By last week, it was getting so dry we were filling one of the puddles twice a day! I drove the tractor and wagon out with four jugs. All told we've probably toted more than 50 gallons of rainwater out to help the tadpoles. We moved those taddies to a more reliable puddle.


It's work, like everything else, to keep puddles full in a bad Ohio drought, but oh, the rewards are so rich. First to grow up and go were the mountain chorus frogs and spring peepers. I'm not pretending to know which one this is. We're just glad it's alive!

 

Rana, the Frog Princess, keeps everything documented, just like her mama.

 

 There were other cool things in that puddle. Here's a predaceous diving beetle, Acilius mediatus, next to a maturing gray treefrog taddy. See its little hinders folded up?  We have found this beetle to be no threat to the tadpoles, though perhaps small ones might be at risk.



 Phoebs has discovered that the gray treefrog taddies get pallid and thin right before they frog out.
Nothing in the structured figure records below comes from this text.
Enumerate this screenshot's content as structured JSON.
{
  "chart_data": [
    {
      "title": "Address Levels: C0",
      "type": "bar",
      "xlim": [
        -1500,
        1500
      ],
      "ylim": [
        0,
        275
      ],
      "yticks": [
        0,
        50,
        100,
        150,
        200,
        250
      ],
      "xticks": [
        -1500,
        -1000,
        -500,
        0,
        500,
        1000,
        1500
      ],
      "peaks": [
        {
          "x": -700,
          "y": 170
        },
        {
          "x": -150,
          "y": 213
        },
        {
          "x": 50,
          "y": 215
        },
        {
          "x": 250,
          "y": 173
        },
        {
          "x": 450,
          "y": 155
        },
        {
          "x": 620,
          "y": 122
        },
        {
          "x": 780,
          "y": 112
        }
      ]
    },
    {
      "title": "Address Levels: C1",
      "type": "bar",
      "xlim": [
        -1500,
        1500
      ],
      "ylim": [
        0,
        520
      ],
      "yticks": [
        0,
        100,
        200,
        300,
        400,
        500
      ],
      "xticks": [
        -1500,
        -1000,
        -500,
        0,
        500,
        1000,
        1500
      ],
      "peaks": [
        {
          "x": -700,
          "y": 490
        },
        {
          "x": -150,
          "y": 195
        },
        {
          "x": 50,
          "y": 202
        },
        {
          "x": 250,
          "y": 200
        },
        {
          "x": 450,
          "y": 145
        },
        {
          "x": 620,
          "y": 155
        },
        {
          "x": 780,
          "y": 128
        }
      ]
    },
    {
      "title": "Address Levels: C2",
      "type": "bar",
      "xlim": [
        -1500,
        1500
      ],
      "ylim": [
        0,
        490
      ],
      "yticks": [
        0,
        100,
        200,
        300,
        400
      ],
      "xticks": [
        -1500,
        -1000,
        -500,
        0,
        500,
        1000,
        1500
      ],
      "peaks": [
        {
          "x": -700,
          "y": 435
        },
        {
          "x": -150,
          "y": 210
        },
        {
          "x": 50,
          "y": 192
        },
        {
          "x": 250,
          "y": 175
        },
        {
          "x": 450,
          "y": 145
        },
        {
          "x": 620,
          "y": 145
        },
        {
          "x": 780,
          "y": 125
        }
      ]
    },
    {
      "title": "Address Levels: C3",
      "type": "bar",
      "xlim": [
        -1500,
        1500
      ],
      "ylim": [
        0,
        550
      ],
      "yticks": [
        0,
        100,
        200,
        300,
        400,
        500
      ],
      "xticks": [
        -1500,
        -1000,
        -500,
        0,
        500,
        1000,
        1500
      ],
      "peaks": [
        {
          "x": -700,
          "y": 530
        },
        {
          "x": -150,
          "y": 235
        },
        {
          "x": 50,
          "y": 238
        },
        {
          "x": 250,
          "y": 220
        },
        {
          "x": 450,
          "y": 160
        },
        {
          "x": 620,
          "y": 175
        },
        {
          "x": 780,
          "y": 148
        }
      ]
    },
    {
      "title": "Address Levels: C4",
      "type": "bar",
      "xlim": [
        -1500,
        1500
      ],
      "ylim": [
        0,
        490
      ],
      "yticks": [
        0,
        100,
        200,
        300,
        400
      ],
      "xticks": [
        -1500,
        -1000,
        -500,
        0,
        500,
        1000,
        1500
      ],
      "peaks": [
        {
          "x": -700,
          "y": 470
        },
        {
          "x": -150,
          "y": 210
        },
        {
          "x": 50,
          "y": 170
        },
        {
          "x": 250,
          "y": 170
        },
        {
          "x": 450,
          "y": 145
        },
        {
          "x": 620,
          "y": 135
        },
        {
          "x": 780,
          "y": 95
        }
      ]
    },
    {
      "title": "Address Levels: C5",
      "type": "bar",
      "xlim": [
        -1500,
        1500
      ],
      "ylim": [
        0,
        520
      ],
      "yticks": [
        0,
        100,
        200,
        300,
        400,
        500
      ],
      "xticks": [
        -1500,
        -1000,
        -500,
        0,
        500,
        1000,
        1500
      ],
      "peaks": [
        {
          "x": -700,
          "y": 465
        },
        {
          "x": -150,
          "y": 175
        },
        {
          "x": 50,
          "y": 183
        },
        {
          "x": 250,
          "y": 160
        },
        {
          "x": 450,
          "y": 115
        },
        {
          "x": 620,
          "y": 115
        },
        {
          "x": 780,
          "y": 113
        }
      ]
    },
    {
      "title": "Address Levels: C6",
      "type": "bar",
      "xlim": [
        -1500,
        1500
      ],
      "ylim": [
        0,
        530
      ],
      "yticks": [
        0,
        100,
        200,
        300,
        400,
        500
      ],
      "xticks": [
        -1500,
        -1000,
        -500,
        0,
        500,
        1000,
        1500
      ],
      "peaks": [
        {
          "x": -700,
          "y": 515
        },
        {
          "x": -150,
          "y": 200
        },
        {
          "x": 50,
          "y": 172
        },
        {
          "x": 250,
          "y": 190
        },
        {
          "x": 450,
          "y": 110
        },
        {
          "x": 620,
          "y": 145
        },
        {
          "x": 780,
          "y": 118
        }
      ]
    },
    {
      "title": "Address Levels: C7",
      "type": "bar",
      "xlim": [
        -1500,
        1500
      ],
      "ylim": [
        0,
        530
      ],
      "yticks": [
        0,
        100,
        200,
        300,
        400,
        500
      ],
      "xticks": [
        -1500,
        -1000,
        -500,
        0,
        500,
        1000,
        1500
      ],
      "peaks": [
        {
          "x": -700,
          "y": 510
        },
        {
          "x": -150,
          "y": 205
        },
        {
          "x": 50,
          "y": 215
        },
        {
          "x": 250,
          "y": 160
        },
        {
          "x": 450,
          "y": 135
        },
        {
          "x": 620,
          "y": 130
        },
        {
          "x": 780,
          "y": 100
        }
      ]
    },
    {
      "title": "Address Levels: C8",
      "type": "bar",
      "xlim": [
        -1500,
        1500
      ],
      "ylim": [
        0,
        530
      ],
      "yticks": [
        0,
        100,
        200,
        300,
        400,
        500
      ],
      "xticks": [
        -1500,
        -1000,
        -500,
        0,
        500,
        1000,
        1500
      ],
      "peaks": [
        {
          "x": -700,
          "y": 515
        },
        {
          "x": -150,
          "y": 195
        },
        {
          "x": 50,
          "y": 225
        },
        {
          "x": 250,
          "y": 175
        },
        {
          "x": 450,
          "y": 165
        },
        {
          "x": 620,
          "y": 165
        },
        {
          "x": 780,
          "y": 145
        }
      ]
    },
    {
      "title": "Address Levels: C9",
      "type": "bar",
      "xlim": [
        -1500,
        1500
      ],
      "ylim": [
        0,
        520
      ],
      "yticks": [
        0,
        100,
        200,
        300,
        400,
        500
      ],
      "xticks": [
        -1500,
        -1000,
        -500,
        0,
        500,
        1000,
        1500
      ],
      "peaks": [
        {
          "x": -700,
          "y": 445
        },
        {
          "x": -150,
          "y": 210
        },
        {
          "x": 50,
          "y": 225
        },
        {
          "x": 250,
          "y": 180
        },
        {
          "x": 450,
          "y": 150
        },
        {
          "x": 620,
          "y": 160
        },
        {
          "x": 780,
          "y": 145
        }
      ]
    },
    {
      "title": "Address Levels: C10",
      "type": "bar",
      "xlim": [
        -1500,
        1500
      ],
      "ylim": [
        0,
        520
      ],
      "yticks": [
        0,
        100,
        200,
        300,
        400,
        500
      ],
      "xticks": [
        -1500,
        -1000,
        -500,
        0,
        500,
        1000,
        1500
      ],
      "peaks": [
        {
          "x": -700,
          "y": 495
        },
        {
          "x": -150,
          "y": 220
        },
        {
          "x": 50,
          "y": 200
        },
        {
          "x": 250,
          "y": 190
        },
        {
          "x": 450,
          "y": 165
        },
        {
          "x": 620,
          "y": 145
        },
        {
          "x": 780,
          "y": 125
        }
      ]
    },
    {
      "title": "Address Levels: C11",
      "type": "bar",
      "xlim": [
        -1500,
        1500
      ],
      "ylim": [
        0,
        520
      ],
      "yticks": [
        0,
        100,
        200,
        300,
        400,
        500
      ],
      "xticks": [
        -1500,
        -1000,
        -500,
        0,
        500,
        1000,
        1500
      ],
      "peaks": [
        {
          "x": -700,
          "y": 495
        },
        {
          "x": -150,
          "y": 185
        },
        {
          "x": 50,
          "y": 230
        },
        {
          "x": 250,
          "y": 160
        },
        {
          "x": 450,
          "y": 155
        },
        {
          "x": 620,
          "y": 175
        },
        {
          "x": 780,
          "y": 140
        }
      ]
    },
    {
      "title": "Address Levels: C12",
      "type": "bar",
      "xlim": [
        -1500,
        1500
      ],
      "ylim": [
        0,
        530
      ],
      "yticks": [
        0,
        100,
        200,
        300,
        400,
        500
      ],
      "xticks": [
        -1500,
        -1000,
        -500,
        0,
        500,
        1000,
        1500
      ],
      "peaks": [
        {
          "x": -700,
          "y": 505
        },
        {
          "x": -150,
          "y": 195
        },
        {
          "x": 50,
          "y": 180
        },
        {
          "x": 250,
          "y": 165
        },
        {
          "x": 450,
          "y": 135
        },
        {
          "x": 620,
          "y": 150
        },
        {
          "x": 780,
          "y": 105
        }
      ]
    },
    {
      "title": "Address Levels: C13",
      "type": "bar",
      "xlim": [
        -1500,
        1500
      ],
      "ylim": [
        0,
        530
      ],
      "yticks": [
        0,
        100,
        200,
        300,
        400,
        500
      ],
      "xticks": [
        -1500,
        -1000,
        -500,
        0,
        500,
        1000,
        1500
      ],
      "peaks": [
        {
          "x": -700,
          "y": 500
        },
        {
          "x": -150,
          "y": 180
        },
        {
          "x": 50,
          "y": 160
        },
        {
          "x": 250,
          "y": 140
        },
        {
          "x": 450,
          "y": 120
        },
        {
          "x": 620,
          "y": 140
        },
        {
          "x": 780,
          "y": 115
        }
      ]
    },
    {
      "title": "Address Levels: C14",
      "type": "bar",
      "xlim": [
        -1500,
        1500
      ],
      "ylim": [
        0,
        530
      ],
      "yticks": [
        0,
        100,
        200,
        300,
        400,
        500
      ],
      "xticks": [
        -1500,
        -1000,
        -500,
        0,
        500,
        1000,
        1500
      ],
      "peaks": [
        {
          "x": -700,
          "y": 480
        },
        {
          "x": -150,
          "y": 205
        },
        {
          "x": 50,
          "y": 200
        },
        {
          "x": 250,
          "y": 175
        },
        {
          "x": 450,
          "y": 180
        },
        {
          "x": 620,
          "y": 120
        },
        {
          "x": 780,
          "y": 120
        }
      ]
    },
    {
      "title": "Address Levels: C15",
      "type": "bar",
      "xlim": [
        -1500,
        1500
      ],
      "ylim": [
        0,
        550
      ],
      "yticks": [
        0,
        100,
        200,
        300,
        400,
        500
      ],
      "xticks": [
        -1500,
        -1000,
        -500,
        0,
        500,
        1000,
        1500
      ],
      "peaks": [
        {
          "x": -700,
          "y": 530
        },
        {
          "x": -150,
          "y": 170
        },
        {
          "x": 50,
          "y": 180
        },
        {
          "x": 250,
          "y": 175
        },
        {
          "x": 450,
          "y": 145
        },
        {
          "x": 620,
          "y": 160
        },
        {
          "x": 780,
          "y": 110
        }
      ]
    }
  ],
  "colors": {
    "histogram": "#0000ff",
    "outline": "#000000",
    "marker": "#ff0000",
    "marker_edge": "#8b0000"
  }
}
As well they should; their mouths are changing from a sucker/scraper/radula thing to one more like ours! Probably hard to eat while your mouth is metamorphosing. Liam wondered aloud if it hurts. Dang good question, Science Chimp Jr.

And then, TaDAAA! you're a treefrog! Green for camo to start. Still with the little buttnub of your tail. Oh man. You are CUTE. 



But for Phoebe they wouldn't be on this earth.

All 250 of them would be a sad handful of dried mud. This was taken just a few days ago, when the smaller puddle finally dried up, despite our efforts. We think the deer and turkeys were drinking it down. We panicked, then quickly moved them to a nearby, deeper puddle that's reliable, and now we're augmenting that one. We have two puddles going; one with 170 tadpoles; the other with maybe 80.


And every day we go out at least twice and see who's popped out of the water. Oh, it's sweet. 

 

 Sweet, like a girl who's turning 24 today.



Who loves her brother, her dog, and her mama


who wears her grandpa Thompson's naughty hat with style


and is growing up just like the child of our red oak grows, straight and tall, strong, slender and true.


Happy birthday, dear Phoebe. Happy birthday to you! This is a little blog to remember your summer by. It has been the greatest gift to have you and Liam here together for the spring and most of the summer. I will never forget it. You are the best, the boldest, the brightest stars in my sky.


If you are thinking of taking Curtis to North Carolina with you, think again.